Mother Joseph designed and supervised construction of Providence Academy and would often be found inspecting the work, jumping on crossbeams, making sure everything was plum.
The local Hidden Brick Company supplied the bricks for the four-story structure and the sisters and their orphans and boarders moved into the Academy on 7 September 1874.
In 1980, the state of Washington recognized her many talents and contributions by naming her as one of the state’s two representatives to the U.S. Capitol’s National Statuary Hall Collection.
A bronze statue of Mother Joseph, created by Felix W. de Weldon, sculptor of the USMC War Memorial commemorating the raising of the flag at Iwo Jima, was given to the collection of the Statuary Hall in the U.S. Capitol.
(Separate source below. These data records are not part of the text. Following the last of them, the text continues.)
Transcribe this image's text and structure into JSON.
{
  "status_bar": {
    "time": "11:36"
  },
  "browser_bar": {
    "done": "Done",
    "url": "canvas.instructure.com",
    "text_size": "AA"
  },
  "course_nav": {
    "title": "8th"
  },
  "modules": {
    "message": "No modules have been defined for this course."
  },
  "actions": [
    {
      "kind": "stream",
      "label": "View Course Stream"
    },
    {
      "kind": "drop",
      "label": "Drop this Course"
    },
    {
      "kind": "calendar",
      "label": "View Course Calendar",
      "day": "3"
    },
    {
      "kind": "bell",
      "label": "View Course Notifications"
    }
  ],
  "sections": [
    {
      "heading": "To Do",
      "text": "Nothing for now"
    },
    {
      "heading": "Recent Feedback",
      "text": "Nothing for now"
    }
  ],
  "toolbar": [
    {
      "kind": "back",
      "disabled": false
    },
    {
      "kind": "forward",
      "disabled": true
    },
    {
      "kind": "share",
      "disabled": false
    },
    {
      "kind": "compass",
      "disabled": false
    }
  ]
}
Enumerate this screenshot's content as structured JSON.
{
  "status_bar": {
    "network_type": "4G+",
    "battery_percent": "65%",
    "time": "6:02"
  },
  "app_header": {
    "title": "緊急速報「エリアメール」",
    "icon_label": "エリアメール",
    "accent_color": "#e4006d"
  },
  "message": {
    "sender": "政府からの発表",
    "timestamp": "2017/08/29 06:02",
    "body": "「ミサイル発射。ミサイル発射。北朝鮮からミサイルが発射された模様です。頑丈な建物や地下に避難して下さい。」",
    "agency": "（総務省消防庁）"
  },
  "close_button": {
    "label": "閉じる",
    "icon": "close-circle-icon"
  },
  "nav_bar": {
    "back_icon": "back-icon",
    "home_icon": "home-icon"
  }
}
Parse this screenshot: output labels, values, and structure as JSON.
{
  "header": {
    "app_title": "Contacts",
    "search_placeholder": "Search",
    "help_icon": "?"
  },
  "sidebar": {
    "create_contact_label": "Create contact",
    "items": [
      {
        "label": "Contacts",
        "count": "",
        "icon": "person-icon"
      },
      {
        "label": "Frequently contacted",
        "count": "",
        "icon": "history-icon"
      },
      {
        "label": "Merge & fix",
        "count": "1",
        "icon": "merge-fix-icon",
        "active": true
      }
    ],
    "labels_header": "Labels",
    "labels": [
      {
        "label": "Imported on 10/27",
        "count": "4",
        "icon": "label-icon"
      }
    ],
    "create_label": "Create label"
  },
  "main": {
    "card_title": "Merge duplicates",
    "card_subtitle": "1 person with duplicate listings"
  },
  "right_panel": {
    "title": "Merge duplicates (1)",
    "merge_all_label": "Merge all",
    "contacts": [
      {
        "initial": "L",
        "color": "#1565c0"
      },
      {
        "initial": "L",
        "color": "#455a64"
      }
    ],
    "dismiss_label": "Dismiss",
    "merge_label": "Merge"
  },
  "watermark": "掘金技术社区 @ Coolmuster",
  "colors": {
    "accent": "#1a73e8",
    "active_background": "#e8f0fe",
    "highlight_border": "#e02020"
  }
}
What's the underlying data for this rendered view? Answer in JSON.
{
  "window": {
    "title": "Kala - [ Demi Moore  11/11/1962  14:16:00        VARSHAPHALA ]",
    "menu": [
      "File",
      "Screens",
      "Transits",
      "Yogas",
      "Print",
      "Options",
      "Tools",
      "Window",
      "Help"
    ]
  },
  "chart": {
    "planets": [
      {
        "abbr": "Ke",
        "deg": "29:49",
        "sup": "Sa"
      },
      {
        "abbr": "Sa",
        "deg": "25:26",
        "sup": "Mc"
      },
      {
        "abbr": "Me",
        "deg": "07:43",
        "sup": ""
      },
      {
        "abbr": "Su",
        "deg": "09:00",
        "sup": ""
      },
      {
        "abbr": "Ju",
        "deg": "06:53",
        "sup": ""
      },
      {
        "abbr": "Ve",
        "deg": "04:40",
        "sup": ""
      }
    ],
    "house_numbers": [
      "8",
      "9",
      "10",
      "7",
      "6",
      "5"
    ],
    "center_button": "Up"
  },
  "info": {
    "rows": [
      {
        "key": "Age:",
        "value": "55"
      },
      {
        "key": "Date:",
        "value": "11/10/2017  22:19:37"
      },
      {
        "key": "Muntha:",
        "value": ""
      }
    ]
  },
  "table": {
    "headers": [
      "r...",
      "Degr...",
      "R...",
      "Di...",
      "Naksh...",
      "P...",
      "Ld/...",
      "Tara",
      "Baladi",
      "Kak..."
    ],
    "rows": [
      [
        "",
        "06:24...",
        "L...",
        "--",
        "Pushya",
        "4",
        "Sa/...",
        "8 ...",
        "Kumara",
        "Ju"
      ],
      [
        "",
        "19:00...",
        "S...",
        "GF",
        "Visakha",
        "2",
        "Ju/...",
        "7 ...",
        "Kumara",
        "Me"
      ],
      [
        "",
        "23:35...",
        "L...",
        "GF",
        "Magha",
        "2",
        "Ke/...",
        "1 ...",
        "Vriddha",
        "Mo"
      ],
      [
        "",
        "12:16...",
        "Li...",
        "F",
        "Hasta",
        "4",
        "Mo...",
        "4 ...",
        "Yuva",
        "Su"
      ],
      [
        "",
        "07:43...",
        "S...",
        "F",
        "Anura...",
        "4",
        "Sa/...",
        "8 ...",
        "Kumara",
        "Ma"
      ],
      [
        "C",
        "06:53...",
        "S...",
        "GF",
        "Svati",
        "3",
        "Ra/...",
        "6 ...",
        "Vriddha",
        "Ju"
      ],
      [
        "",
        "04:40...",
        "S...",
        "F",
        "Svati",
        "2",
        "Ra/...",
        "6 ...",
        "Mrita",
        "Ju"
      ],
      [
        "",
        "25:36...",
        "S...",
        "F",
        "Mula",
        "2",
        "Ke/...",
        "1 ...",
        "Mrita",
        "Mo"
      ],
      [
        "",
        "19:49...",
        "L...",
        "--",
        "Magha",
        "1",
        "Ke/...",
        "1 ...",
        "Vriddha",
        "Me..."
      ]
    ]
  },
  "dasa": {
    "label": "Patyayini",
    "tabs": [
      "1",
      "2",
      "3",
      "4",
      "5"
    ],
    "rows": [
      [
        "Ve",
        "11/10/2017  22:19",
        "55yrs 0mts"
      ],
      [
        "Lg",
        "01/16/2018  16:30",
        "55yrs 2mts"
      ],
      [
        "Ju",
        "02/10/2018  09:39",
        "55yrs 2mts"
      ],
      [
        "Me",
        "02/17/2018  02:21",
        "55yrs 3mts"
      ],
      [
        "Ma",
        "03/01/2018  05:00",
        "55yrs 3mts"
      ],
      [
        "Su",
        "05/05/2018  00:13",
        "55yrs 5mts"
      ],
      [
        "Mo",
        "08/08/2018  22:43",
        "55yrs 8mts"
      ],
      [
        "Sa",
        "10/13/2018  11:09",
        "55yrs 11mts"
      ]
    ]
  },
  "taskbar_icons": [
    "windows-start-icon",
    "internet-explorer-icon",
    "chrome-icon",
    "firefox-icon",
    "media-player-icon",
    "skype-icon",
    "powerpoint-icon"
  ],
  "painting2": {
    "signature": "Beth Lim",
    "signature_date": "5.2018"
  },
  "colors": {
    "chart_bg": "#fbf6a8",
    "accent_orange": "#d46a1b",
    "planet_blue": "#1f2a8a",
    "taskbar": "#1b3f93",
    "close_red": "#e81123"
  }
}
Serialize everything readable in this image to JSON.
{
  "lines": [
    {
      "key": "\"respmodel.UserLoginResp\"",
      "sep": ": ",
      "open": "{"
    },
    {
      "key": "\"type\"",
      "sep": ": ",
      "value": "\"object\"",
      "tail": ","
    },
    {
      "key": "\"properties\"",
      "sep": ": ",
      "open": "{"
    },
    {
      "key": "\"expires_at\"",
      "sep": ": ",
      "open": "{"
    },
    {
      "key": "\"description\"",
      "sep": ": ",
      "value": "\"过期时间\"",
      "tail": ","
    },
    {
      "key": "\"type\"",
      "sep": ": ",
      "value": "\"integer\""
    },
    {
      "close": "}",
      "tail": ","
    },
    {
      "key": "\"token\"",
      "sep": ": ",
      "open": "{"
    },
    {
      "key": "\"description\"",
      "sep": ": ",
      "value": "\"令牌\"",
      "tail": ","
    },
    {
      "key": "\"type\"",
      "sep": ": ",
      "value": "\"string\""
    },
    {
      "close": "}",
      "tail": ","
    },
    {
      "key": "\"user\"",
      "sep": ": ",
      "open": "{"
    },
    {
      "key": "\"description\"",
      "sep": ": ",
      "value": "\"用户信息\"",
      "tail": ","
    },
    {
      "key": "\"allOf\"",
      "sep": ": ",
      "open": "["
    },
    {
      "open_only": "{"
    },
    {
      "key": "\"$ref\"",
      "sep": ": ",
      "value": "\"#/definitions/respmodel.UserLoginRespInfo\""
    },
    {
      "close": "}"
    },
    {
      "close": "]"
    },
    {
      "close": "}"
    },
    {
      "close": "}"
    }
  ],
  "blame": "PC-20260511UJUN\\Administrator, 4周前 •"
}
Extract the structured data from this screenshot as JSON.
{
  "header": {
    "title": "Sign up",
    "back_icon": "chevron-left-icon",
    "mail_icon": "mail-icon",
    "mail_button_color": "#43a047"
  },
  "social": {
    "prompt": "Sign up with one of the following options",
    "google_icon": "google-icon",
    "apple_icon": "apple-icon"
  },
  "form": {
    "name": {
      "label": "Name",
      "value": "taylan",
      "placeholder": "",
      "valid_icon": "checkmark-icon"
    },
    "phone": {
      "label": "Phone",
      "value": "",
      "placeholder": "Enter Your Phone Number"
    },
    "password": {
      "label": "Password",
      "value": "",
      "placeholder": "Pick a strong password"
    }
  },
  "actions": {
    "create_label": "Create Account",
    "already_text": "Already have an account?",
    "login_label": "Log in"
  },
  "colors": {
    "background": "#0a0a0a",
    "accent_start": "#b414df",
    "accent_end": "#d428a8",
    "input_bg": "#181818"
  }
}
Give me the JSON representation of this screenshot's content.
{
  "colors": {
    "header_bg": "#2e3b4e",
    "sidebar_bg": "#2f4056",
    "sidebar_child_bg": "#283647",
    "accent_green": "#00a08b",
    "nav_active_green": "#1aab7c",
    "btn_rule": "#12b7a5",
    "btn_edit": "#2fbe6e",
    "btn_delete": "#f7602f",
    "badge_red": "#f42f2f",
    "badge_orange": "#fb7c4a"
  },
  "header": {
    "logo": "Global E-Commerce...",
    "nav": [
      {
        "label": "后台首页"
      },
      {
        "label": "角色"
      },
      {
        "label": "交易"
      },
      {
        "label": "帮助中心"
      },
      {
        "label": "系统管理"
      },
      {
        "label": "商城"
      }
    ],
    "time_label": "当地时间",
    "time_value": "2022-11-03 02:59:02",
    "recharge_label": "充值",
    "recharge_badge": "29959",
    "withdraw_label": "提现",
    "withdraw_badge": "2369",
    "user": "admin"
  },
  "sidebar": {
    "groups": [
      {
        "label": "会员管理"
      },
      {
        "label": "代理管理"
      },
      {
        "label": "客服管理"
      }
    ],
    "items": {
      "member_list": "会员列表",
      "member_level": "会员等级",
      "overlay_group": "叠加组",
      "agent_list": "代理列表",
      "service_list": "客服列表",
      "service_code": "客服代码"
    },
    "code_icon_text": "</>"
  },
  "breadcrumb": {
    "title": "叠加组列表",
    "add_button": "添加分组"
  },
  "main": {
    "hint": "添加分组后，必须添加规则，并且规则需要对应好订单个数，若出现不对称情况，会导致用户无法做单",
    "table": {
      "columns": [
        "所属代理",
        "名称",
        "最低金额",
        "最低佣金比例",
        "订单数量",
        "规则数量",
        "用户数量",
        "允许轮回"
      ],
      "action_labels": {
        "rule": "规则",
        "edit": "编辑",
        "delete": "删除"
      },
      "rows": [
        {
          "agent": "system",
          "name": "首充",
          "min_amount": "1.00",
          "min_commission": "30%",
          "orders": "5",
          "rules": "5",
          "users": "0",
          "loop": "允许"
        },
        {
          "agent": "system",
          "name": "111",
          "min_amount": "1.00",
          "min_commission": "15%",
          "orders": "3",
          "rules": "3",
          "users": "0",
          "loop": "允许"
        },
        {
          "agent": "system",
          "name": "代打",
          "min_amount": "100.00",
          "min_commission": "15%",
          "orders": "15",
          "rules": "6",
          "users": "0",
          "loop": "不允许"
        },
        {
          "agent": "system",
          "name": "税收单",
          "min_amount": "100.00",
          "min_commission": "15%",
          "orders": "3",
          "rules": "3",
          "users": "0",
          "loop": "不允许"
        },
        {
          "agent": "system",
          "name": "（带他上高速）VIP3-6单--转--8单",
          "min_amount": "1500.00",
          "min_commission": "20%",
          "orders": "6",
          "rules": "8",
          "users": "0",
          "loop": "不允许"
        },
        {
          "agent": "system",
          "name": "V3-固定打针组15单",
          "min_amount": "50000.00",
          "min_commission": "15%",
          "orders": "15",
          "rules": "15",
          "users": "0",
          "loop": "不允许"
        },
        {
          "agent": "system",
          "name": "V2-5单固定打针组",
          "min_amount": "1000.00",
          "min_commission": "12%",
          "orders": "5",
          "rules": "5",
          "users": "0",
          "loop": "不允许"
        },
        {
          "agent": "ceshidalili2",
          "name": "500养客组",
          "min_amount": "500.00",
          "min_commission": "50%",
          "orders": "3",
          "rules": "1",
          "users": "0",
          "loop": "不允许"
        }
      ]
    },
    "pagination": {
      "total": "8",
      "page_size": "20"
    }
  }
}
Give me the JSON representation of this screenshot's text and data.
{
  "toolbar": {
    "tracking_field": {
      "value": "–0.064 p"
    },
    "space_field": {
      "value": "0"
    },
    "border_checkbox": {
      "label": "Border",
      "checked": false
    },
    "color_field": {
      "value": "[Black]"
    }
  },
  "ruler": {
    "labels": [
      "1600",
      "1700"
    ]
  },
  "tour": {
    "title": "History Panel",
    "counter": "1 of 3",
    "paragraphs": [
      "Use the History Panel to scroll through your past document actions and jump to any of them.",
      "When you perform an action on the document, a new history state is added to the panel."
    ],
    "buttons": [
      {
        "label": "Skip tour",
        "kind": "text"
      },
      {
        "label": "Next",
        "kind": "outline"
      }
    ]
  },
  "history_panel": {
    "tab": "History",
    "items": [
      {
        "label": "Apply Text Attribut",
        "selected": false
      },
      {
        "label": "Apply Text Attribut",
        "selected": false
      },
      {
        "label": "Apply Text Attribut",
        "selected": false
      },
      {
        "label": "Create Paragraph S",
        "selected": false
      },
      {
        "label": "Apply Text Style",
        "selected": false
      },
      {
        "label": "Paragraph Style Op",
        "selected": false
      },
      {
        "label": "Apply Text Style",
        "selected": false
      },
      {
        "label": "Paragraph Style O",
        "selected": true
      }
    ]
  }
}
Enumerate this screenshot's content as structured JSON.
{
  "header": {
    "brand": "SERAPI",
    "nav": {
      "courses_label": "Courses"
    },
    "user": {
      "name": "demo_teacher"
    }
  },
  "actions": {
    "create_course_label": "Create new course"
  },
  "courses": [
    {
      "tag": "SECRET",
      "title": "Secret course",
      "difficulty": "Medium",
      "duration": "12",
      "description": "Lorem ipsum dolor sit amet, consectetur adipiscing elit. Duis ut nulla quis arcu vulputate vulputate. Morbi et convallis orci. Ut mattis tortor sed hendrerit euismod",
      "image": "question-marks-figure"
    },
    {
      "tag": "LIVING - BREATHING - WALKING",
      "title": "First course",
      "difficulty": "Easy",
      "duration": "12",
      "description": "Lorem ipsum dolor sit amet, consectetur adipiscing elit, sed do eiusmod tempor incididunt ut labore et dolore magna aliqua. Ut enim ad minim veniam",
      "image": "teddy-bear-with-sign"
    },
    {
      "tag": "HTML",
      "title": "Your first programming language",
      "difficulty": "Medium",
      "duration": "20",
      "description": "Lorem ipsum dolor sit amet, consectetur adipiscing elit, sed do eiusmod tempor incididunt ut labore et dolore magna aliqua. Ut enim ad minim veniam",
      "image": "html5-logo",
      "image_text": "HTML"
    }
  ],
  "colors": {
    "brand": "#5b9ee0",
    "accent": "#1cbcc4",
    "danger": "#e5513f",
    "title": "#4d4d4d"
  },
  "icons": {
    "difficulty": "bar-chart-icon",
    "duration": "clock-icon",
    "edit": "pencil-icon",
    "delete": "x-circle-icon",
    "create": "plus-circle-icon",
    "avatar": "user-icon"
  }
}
Additionally, the State of Washington celebrates her birthday as an official state holiday.
She was also inducted into the National Cowgirl Hall of Fame!
Mother Joseph died of a brain tumor on January 19, 1902, at Providence Academy in Vancouver, Washington, leaving a legacy of humanitarian service.
She was responsible for the completion of eleven hospitals, seven academies, five schools for Native American children, and two orphanages throughout an area that now encompasses Washington, northern Oregon, Idaho, and Montana.
Today the Province of Mother Joseph, which covers the Sisters of Providence of that region, honors her faith and pioneering spirit.